Real-world CV System Hardware Stack

Edge (camera):      NVIDIA Jetson AGX Orin (275 TOPS, 64GB unified memory)
On-premise:         4× A100 80GB SXM + NVLink (for training)
Cloud inference:    AWS g4dn.xlarge (T4 GPU, $0.53/hr) with auto-scaling
Cloud training:     AWS p4d.24xlarge (8× A100, $32/hr)

Interview Questions

Q: A team wants to deploy a YOLOv8 model that runs at 30ms on A100 in PyTorch. The customer needs 10ms. What would you do?

A: I'd attack this in order of impact:

  1. TensorRT conversion with FP16: typically 2-4× speedup → might reach 8-15ms
  2. INT8 quantization if accuracy permits: another 1.5-2× on top of FP16
  3. Input resolution reduction: YOLOv8 at 416px vs 640px is ~2× faster
  4. torch.compile if staying in PyTorch: ~20-40% speedup with minimal effort
  5. Model distillation: train a smaller student model (YOLOv8n vs v8x)
  6. Hardware upgrade: T4→A10G→A100 — not a code change, but immediate
  7. Batching: if the use case allows, batch multiple frames together

Q: Explain the difference between DataParallel and DistributedDataParallel.

A: DataParallel (DP) uses one process, one Python GIL, replicates the model to N GPUs, splits the batch, runs forward on each, gathers outputs to GPU 0 for loss computation, then scatters gradients.
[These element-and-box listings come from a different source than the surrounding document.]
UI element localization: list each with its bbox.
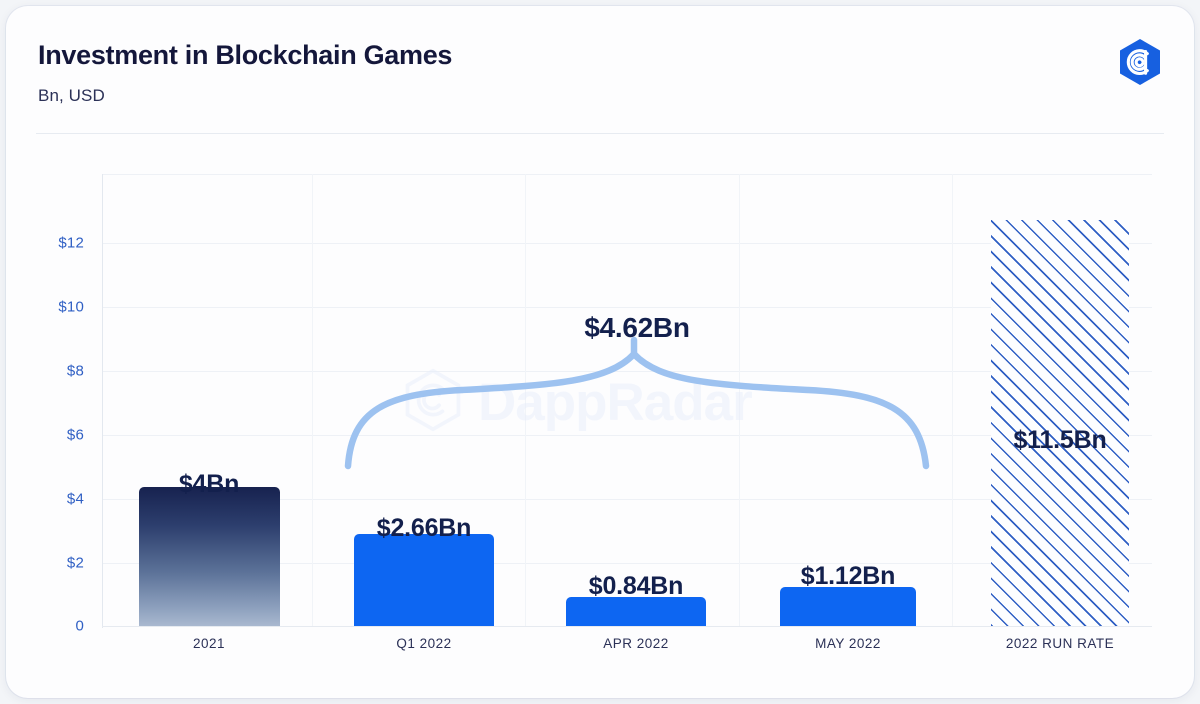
y-axis-label: $6	[24, 427, 84, 444]
bar-chart: DappRadar $12 $10 $8 $6 $4 $2 0 $4Bn $2.…	[6, 134, 1194, 698]
bar-value-may-2022: $1.12Bn	[728, 562, 968, 591]
bar-may-2022[interactable]	[780, 587, 916, 626]
y-axis-label: $12	[24, 235, 84, 252]
x-axis-label-2021: 2021	[109, 636, 309, 651]
y-axis-label: $2	[24, 555, 84, 572]
watermark-text: DappRadar	[478, 372, 752, 433]
x-axis-label-q1-2022: Q1 2022	[324, 636, 524, 651]
bar-value-q1-2022: $2.66Bn	[304, 514, 544, 543]
y-axis-label: $10	[24, 299, 84, 316]
chart-card: Investment in Blockchain Games Bn, USD	[6, 6, 1194, 698]
y-axis-line	[102, 174, 103, 628]
dappradar-hexagon-watermark-icon	[400, 367, 466, 438]
bar-q1-2022[interactable]	[354, 534, 494, 626]
page-root: Investment in Blockchain Games Bn, USD	[0, 0, 1200, 704]
vertical-gridline	[952, 174, 953, 626]
brace-annotation-icon	[342, 332, 932, 472]
page-subtitle: Bn, USD	[38, 86, 105, 106]
vertical-gridline	[525, 174, 526, 626]
y-axis-label: $4	[24, 491, 84, 508]
bar-value-apr-2022: $0.84Bn	[516, 572, 756, 601]
dappradar-hexagon-logo-icon	[1114, 36, 1166, 88]
card-header: Investment in Blockchain Games Bn, USD	[6, 6, 1194, 134]
bar-value-2021: $4Bn	[89, 470, 329, 499]
x-axis-baseline	[102, 626, 1152, 627]
gridline-top	[102, 174, 1152, 175]
x-axis-label-apr-2022: APR 2022	[536, 636, 736, 651]
vertical-gridline	[739, 174, 740, 626]
brace-annotation-label: $4.62Bn	[342, 312, 932, 344]
y-axis-label: $8	[24, 363, 84, 380]
vertical-gridline	[312, 174, 313, 626]
bar-apr-2022[interactable]	[566, 597, 706, 626]
bar-2021[interactable]	[139, 487, 280, 626]
bar-2022-run-rate[interactable]	[991, 220, 1129, 626]
bar-value-2022-run-rate: $11.5Bn	[940, 426, 1180, 455]
x-axis-label-2022-run-rate: 2022 RUN RATE	[960, 636, 1160, 651]
y-axis-label: 0	[24, 618, 84, 635]
x-axis-label-may-2022: MAY 2022	[748, 636, 948, 651]
dappradar-watermark: DappRadar	[400, 366, 900, 438]
page-title: Investment in Blockchain Games	[38, 40, 452, 71]
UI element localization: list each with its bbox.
Problems: (1) GIL bottleneck — Python threads can't truly parallelize, (2) GPU 0 is the gathering bottleneck — it sees more load than others (load imbalance), (3) memory overhead from gathered activations on GPU 0.

DistributedDataParallel (DDP) spawns one process per GPU. Each process has its own model replica, optimizer, and data loader. After each backward pass, gradients are synchronized via AllReduce (ring-allreduce in NCCL). No single GPU bottleneck. Scales linearly. DDP is always preferred for multi-GPU training — DP is legacy.

Q: Why is mixed precision training numerically unstable, and how does GradScaler fix it?

A: FP16 has a limited dynamic range (~6×10⁻⁸ to 65,504). Gradients during training are often very small (especially early epochs or with small learning rates) and can underflow to zero in FP16 — this is called gradient underflow. GradScaler multiplies the loss by a large scale factor (e.g., 2¹⁰) before backward, so gradients are in FP16's representable range. After backward, it unscales the gradients before the optimizer step, and checks for inf/NaN. If found, it skips the optimizer step and reduces the scale factor. If not found for many steps, it increases the scale factor. The forward pass (activations, weights) stays in FP16 for speed; master weights are kept in FP32 for accuracy.